'Lips Together, Teeth Apart' to be performed at Valley's CVIC Hall

The Dakota Organization will produce Terrence McNally's "Lips Together, Teeth Apart," a dramatic comedy about two couples celebrating the Fourth of July.

On the elegant deck of a beach house on Fire Island, a brother and sister and their respective spouses attempt to celebrate the Fourth of July with a gnawing uncertainty that makes their affluent habits and petty prejudices sizzle in the summer sun.

According to a review of the Broadway version of the play, "In this unforgettable comedy, Terrence McNally does for the beach house what Chekhov did for the Russian country estate.

"McNally's wit and wild comedy invariably score, and his darker intentions resonate, making 'Lips Together' one of his most accomplished plays," said the New York Daily News.

Performances are scheduled at the historic CVIC Hall in Minden, 7 p.m. July 14 and 15 with matinee performances July 15 and 16 at 2 p.m.

Tickets are $15 or $10 for seniors. A portion of the proceeds will be donated to the Alzheimer's Association. For tickets, call 450-1186.

The executive director of the Lear Theater in Reno, Dan Rosenblatt, is the director of the Dakota Organization's "Lips Together, Teeth Apart."

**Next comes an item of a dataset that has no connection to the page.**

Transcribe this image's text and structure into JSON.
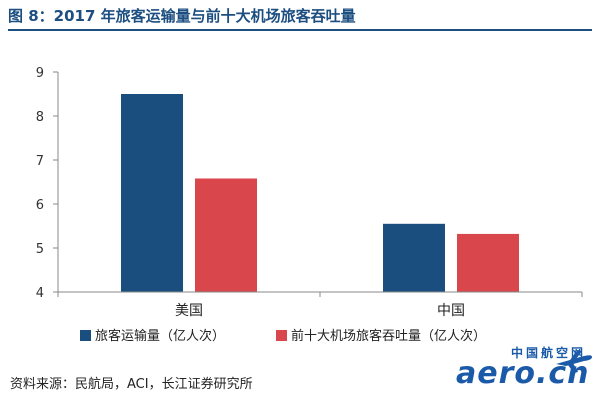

Actors in the play all have extensive acting experience. They are: Rod Hearn, drama instructor at Damonte Ranch High School and former drama instructor at Douglas High School; Julie Franklin, who is also a former Douglas High School drama teacher; Teri Levy, who was one of two actors who starred in the Dakota Organization's first play "Same Time, Next Year," that was presented in February; and Dave Anderson who was set designer for "Same Time, Next Year."

"Lips Together, Teeth Apart" is more of a technical challenge, according to Anderson.

"You have more complicated lighting," said Anderson. "You have these moments where they're speaking to the audience."

"From time to time, each character voices his inner thoughts and feelings (insecurities) directly to the audience. In these monologues, author Terrence McNally provides searing, illuminating insights into their bruised psyches," said Bob Rendell in his column "New Jersey."

Although production people are being lined up, the theater company is still looking for volunteers and sponsors.

"After the last play, people expressed their appreciation. People seemed pleased to have theater close by," said Anderson. "The plan is to grow into it gradually so we don't overstep our financial bounds."

The Dakota Organization, as well as other theater organizations in Carson Valley, would like to see a theater in the Valley.

"There's a limit to what we're able to do in the CVIC Hall," said Anderson. "There's a need here and you're hearing it from people. It's something that the community has to want."

The Dakota Organization, a Carson Valley-based non-profit theater group that supports the Alzheimer's Association, plans to put on a total of six productions in 2006-07.